Jusqu’où peut aller le Maroc ?
Estimant que les déclarations de Ban Ki-moon constituent « une dérive dangereuse », le gouvernement marocain a annoncé, le 16 mars, des mesures de rétorsion. La représentation permanente du royaume a remis au secrétariat général de l’ONU une liste de 84 personnes qui font partie de la composante civile de la Minurso et que Rabat juge indésirables.
Il était également question d’examiner « les modalités de retrait des contingents marocains engagés dans les opérations de maintien de la paix », annonçait un communiqué du ministère des Affaires étrangères, avant que Salaheddine Mezouar ne revienne sur cette décision dans une déclaration à l’agence Reuters.
Le royaume est néanmoins déterminé à annuler « sa contribution volontaire au fonctionnement de la Minurso »

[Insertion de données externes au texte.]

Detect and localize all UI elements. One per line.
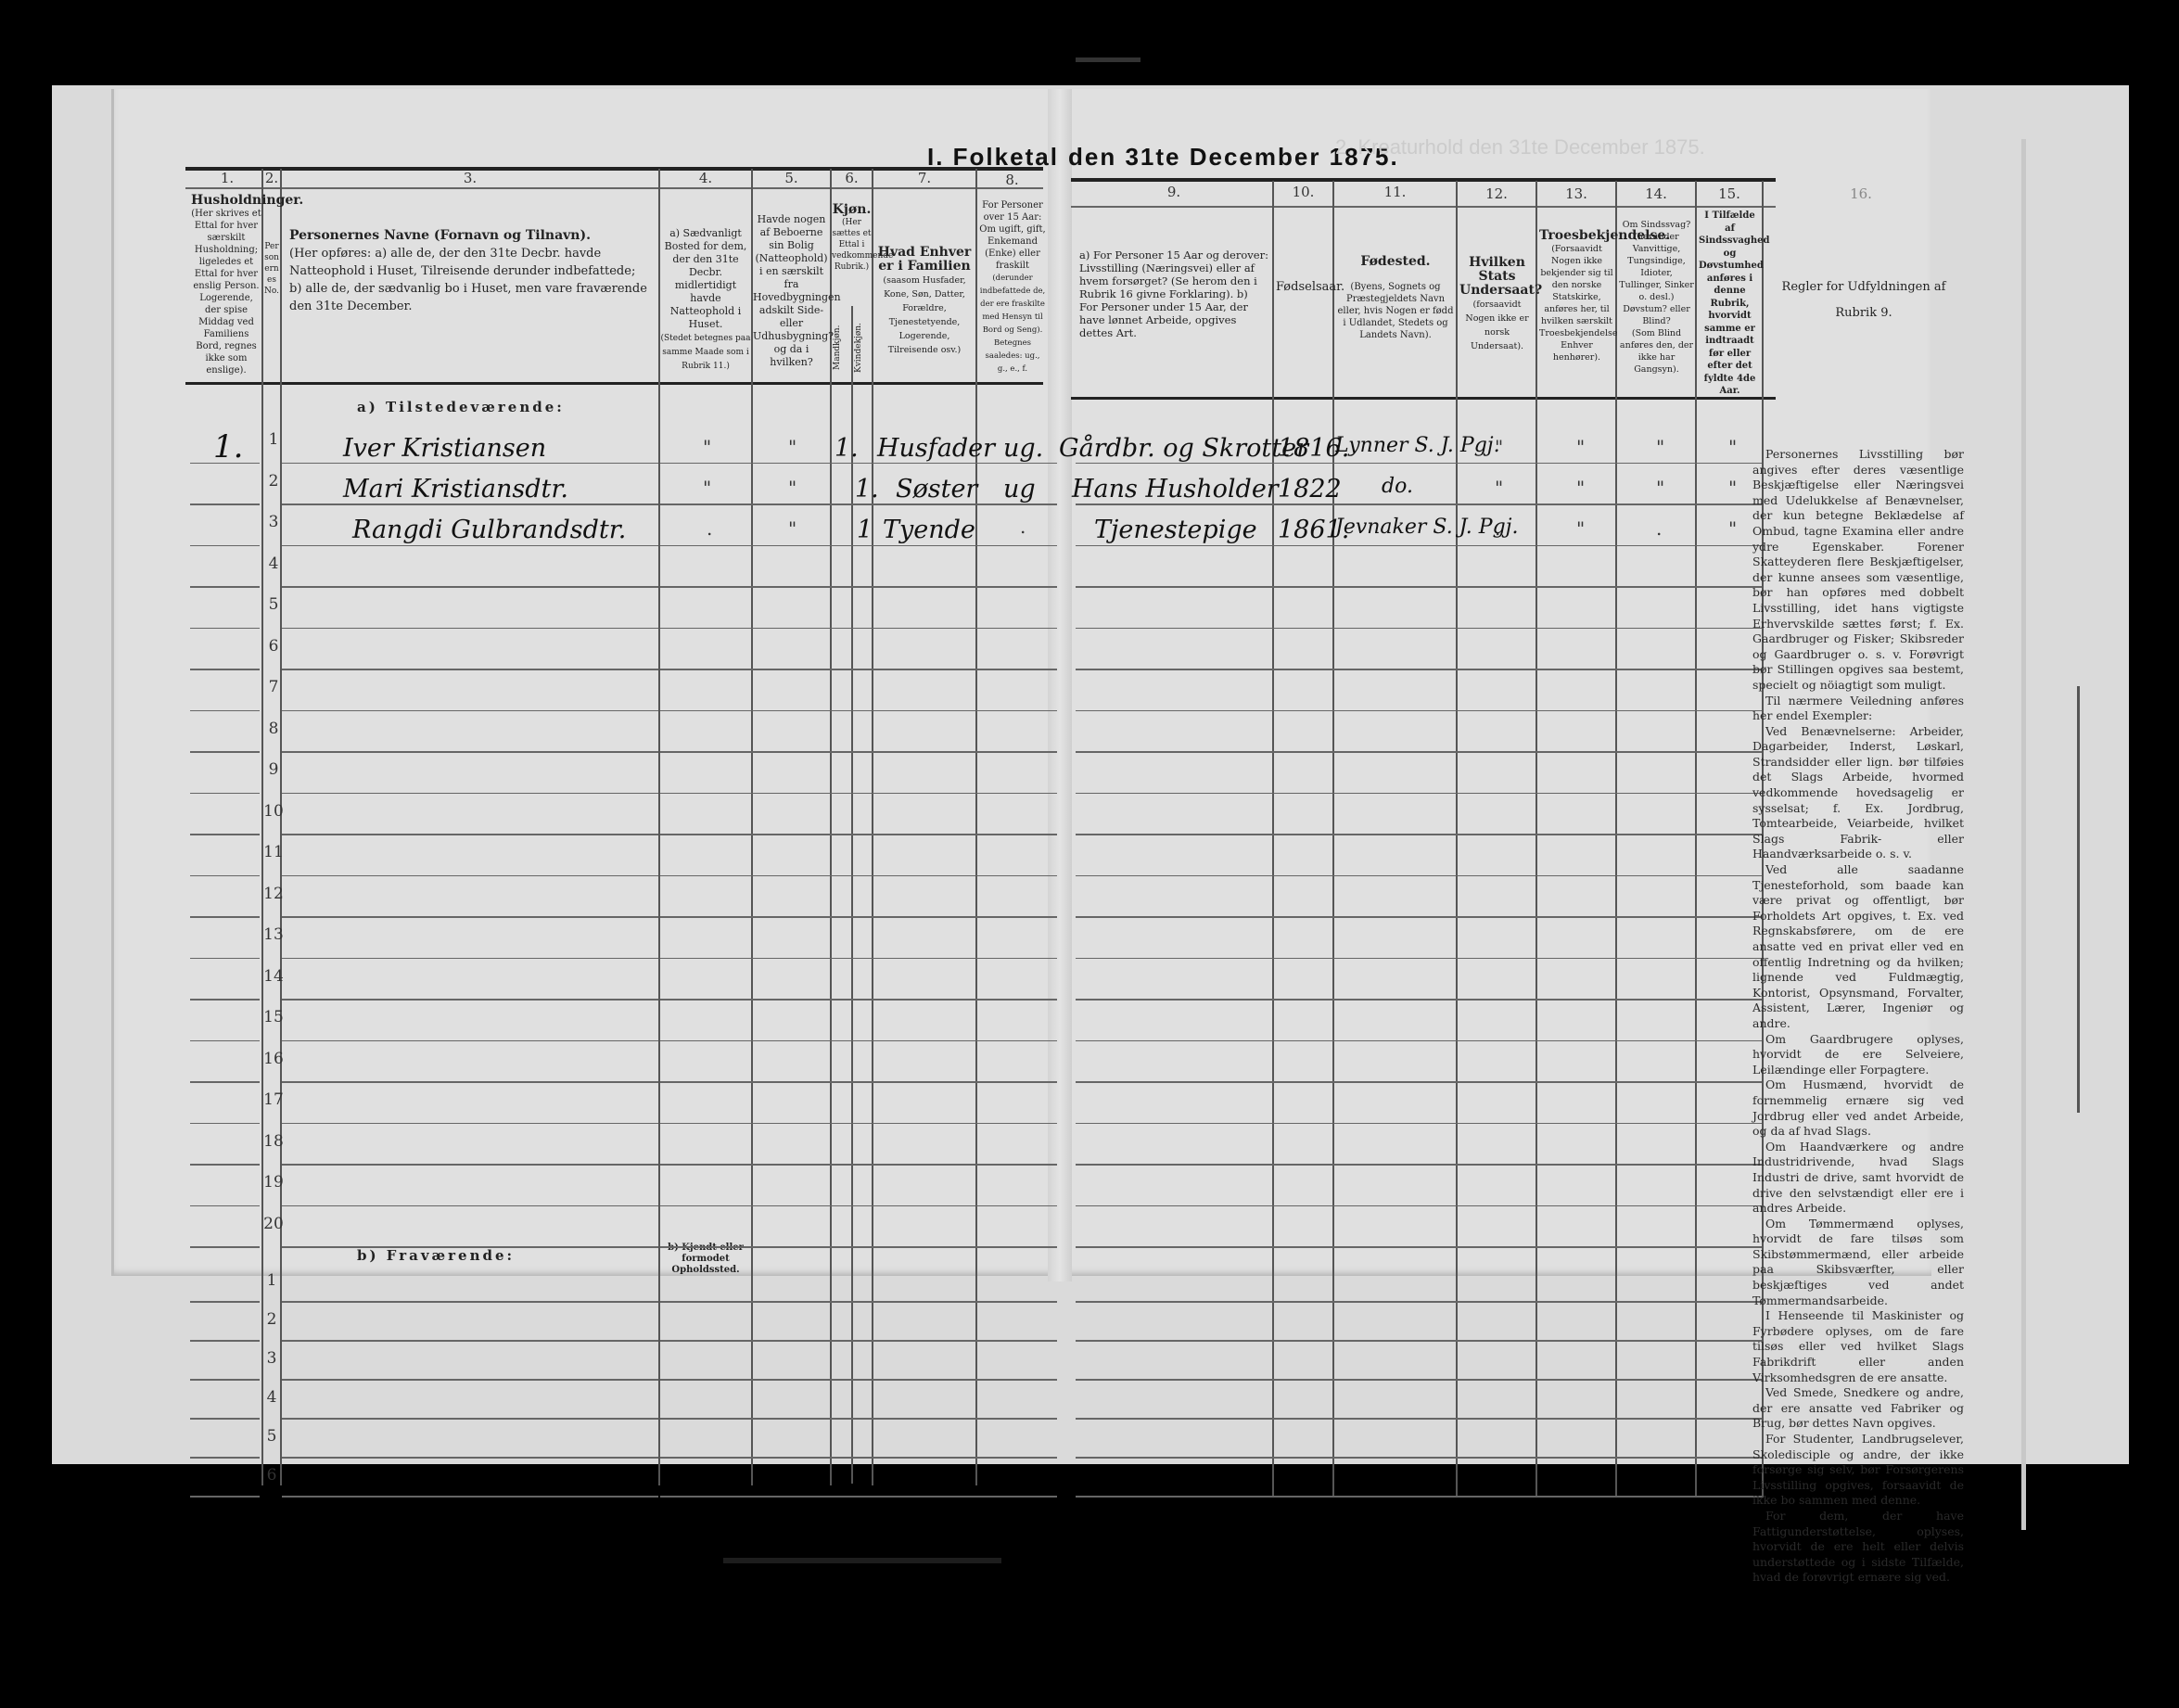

Lors d’une réunion exceptionnelle du Conseil de sécurité, le 17 mars, le diplomate Ismael Gaspar Martins, président en exercice, a affirmé que les membres du Conseil, « gravement préoccupés » par la situation, allaient dialoguer individuellement avec le Maroc pour tenter de « stabiliser la situation » et de « la faire évoluer positivement ». Le Conseil n’a pas exprimé de soutien public au secrétaire général de l’ONU, ni enjoint à Rabat de revenir sur sa décision de couper les vivres à la Minurso.

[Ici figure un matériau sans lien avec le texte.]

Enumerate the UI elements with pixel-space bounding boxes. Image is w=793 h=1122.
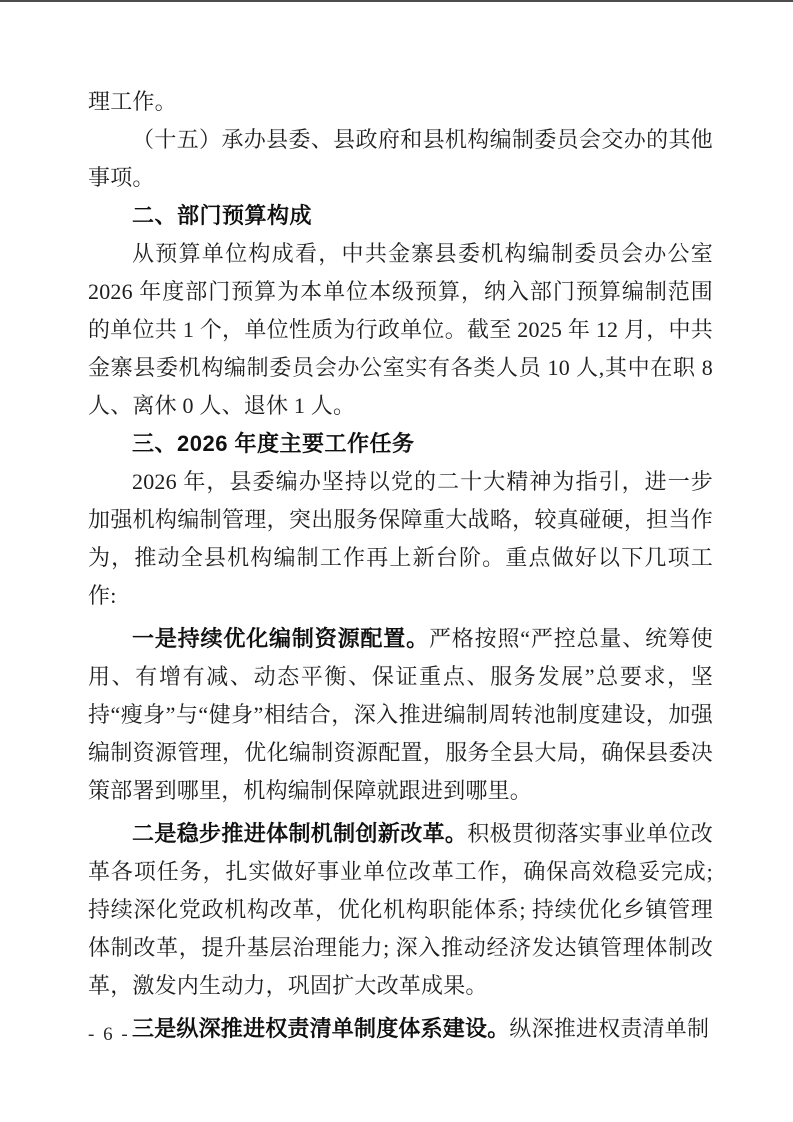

Le royaume est néanmoins déterminé à annuler « sa contribution volontaire au fonctionnement de la Minurso ». Ce qui constitue un retour sur les engagements figurant dans la résolution du Conseil de sécurité adoptée le 28 avril 2015. « L’appellation même de Minurso est dépassée, explique un connaisseur. Elle évoque l’organisation d’un référendum, une option caduque selon le Conseil de sécurité, qui, depuis plus d’une décennie, s’est résolu à favoriser une solution politique. » Le renouvellement annuel du mandat de la Minurso, lors d’un vote au Conseil de sécurité, s’est transformé depuis quelque temps en épreuve pour la diplomatie marocaine. À chaque rendez-vous, le Polisario demande à ce que la mission élargisse ses compétences à la surveillance des droits de l’homme, pour tenter d’affaiblir la position du royaume.
Que va-t-il se passer au Conseil de sécurité ?
Cette année encore, le Maroc devra s’employer à contrer ces manœuvres. D’autant que le rapport du secrétaire général, qui doit faire l’objet d’un vote fin avril, risque fort d’être critique. L’attribution à la Minurso d’une mission de suivi des droits de l’homme pourrait refaire son apparition dans le projet de résolution. Les membres du Western Sahara Caucus, favorables aux thèses du Polisario, ont annoncé qu’une audition portant sur ce sujet serait organisée au Congrès des États-Unis le 23 mars. Une menace à relativiser, le Maroc étant toujours parvenu à mobiliser les grandes puissances pour écarter une telle hypothèse.
Il semble pouvoir compter désormais sur un nouvel allié, membre permanent du Conseil de sécurité. Car, pendant que la crise avec l’ONU prenait de l’ampleur, Mohammed VI signait avec le président Poutine, à Moscou, une « déclaration sur un partenariat stratégique approfondi ». Il y est stipulé que « la Russie et le Maroc ne soutiennent aucune tentative d’accélérer la poursuite du processus politique, ni aucun abandon des paramètres définis dans les résolutions actuelles du Conseil de sécurité ».
Comprenez : Poutine ne cautionne pas la pression que Ban Ki-moon exerce sur le Maroc, à quelques mois de la fin de son mandat de secrétaire général. En 2007, Moscou avait été sensible aux arguments de l’Algérie pour exclure du projet de résolution un passage qualifiant la proposition marocaine d’autonomie de « base réaliste des négociations ». Les temps changent, les positions aussi… D’ici à la fin avril, les sables mouvants du Sahara pourraient réserver bien des surprises.